I consider myself a pracademic, having worked both in academia and development practice. I had 15 years of practice work with civil society organisations in various developing countries, before I transitioned into academia 12 years ago at the time of completing my PhD studies. I am also a multi-disciplinary individual with formal training in Public Administration, Economics, Political Science, Sociology and Tertiary Teaching. I have also consulted with the United Nations and other global organisations. My primary research focus has been on the intersections between civil society, volunteerism, social movements and philanthropy and their impact on development and governance.
What is your role at CAPSI?
My arrival at CAPSI has been a long time coming, I have been crossing paths with most of the founding minds of the Centre for the past 15 years. When the Centre was then established in 2018, I was initially appointed as a Research Fellow with one of my research articles published in the Centre’s Journal, The International Review for Philanthropy and Social Investment. In my current role as Deputy Director, I lead the academic portfolio of the Centre and also support the Director with some of the Centre’s work, including fundraising and administration.
What are some of your goals in this current role?

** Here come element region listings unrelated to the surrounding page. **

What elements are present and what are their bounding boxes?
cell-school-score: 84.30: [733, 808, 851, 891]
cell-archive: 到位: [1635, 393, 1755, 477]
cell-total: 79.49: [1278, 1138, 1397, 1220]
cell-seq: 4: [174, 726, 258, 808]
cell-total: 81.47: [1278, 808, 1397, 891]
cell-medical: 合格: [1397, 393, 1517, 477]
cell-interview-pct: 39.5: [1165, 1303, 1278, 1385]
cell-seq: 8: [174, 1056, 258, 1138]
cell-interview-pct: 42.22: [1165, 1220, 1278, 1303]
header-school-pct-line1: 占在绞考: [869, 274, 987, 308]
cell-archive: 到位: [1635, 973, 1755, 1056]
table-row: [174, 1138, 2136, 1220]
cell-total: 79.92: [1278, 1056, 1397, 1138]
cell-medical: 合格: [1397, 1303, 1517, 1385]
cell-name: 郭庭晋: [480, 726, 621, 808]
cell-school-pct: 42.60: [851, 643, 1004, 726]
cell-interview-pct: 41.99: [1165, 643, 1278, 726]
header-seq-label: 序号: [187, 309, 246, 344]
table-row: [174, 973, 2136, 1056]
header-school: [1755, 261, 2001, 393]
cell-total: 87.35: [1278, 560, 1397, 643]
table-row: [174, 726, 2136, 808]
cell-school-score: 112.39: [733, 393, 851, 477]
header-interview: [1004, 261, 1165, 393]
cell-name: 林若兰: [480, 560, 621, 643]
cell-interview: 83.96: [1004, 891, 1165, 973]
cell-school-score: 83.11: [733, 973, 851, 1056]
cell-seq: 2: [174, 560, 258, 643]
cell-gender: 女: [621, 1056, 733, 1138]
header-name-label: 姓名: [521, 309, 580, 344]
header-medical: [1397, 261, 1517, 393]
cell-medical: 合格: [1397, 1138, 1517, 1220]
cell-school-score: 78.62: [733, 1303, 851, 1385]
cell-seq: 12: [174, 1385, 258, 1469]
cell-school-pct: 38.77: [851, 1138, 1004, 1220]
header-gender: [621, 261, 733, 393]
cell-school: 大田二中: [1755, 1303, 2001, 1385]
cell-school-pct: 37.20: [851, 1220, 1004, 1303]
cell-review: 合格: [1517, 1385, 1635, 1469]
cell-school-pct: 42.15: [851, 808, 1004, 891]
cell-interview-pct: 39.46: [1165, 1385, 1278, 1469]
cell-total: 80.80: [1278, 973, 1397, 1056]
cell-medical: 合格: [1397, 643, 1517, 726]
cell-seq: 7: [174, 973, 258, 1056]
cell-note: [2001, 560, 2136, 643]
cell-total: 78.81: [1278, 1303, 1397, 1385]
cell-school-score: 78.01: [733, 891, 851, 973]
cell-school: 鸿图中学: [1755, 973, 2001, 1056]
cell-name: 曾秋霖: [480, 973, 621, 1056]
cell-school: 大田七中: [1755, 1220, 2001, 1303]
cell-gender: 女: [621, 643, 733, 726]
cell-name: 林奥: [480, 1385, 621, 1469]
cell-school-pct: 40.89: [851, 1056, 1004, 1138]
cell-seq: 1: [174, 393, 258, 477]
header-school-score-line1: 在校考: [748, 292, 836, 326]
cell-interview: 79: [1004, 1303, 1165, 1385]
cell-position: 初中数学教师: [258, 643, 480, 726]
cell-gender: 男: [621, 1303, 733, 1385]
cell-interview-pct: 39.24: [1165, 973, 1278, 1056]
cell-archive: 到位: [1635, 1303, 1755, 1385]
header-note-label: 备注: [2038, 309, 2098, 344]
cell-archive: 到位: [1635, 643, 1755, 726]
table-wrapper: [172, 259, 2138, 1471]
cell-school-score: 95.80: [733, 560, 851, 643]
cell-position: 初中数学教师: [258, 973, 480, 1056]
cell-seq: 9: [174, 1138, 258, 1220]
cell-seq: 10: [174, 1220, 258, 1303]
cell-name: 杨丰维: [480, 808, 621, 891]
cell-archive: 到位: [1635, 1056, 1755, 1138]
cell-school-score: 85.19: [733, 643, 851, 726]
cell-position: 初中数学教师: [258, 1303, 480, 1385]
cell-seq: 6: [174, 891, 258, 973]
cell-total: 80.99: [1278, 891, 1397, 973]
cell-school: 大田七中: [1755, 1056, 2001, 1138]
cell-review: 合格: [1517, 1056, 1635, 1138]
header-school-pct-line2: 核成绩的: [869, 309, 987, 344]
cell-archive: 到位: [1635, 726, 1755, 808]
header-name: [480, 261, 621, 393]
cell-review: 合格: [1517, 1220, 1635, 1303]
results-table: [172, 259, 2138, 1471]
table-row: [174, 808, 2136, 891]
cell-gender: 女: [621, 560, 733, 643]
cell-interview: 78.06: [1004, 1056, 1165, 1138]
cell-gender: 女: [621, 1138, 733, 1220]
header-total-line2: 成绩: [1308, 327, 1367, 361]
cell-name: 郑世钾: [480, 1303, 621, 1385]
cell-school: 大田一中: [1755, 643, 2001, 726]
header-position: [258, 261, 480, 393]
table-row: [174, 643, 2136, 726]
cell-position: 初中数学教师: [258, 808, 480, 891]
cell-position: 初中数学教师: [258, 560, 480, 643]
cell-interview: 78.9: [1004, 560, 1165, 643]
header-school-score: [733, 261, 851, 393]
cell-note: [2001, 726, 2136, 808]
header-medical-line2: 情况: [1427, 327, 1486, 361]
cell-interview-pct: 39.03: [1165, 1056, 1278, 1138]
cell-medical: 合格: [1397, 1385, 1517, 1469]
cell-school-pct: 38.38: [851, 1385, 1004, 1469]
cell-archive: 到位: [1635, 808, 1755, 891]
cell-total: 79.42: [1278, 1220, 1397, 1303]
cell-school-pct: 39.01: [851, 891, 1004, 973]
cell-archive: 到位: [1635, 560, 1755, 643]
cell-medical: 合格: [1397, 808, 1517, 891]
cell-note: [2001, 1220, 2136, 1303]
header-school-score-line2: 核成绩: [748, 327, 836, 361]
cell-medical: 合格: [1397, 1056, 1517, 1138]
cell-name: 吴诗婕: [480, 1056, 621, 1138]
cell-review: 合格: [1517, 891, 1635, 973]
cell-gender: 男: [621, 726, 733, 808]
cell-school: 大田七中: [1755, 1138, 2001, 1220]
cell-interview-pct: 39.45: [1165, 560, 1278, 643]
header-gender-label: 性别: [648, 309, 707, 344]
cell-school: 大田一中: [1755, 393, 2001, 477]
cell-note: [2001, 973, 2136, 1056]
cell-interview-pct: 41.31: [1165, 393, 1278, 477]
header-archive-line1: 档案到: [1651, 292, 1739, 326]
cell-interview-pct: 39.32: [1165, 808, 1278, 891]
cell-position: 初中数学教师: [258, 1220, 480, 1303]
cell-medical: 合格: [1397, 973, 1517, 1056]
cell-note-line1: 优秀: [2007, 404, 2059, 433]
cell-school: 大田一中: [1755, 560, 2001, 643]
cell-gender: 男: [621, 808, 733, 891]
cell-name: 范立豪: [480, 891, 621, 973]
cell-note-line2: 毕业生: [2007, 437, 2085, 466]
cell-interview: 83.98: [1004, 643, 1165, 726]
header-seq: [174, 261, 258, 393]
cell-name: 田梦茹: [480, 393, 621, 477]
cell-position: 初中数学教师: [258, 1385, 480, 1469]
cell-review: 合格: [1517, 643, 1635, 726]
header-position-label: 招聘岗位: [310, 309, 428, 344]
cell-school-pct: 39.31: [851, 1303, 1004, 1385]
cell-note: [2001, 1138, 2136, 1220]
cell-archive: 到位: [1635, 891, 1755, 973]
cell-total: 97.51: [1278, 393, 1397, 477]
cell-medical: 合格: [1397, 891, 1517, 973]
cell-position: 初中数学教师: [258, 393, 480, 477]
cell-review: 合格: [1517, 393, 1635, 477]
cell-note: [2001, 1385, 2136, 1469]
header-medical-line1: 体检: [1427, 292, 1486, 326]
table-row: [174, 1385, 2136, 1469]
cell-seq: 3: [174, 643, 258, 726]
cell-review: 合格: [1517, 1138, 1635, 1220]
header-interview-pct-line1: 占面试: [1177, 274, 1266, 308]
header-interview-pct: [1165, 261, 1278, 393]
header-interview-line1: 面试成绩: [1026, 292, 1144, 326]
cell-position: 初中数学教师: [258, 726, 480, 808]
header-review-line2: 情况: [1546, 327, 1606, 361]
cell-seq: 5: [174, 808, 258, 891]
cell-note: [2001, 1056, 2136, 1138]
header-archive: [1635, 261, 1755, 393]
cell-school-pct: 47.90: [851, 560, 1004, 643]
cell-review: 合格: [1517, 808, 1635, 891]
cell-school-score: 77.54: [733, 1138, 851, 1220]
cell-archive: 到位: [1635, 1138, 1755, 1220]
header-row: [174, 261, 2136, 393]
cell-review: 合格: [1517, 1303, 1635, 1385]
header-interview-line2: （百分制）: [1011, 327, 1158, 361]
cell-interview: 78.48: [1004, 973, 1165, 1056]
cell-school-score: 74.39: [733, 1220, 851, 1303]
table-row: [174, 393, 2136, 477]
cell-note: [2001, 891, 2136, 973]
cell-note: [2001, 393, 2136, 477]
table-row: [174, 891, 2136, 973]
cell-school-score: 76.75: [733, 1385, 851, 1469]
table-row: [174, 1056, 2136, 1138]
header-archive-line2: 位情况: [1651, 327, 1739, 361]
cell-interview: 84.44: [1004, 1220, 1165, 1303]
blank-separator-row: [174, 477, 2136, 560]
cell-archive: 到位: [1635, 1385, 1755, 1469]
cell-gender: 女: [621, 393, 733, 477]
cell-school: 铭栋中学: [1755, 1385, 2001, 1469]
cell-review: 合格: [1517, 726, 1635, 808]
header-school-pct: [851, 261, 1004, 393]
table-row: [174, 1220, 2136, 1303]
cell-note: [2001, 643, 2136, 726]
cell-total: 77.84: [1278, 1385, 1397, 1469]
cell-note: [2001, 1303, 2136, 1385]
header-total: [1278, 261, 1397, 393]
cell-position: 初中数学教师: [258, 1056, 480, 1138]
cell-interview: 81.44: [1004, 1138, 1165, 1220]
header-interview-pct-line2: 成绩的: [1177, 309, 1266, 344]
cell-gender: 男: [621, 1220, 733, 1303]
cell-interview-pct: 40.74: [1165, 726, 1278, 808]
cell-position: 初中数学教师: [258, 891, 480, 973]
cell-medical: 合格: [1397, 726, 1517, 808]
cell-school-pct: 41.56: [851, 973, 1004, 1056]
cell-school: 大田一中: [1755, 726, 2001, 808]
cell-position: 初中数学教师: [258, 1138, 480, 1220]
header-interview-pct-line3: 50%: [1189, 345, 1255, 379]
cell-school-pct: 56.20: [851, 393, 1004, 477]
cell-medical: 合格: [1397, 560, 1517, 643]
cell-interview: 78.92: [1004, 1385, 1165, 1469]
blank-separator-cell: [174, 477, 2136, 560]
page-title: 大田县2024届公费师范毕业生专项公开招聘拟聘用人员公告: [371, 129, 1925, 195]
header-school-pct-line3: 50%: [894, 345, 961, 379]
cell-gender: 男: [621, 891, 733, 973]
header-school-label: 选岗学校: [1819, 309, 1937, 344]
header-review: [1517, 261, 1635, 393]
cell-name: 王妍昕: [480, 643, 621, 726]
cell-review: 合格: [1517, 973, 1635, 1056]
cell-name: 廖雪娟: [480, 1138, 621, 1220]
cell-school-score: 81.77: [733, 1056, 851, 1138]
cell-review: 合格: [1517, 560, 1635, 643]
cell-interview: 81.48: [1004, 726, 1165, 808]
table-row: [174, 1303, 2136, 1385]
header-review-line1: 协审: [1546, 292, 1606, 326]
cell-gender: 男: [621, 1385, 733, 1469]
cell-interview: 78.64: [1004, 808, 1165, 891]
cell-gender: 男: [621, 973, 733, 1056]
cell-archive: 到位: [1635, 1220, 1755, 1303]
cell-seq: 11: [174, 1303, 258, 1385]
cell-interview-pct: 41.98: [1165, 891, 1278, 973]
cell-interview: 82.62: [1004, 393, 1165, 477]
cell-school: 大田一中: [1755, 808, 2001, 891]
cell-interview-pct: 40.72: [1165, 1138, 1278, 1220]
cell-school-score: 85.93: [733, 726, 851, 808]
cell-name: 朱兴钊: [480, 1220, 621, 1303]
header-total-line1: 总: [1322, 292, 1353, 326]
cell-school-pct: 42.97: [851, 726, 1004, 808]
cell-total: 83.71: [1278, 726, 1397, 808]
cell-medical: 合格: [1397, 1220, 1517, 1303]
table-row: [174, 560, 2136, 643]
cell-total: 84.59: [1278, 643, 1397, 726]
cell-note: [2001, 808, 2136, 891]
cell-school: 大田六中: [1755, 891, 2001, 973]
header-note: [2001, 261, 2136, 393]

My first priority is to ensure that the roll-out of the Masters programme is done efficiently so that the Centre gains greater recognition within the academic community. I also want to ensure that we have adequate resources to support the delivery of these programmes.
What have you learned or enjoyed in this role so far?
This is probably the only other place where I have felt that myself and my intellectual prowess is prioritised. The work we are doing is aligned to what I have been working on in my research career.
Where do you imagine CAPSI in the future?
I wish to see all our academic offerings excelling and ensuring that our publications are of high quality while delivering the desired impact in the ecosystem within which the Centre operates. We also want to continue to produce graduates who can help the continent and hopefully join us in the field and practice of philanthropy.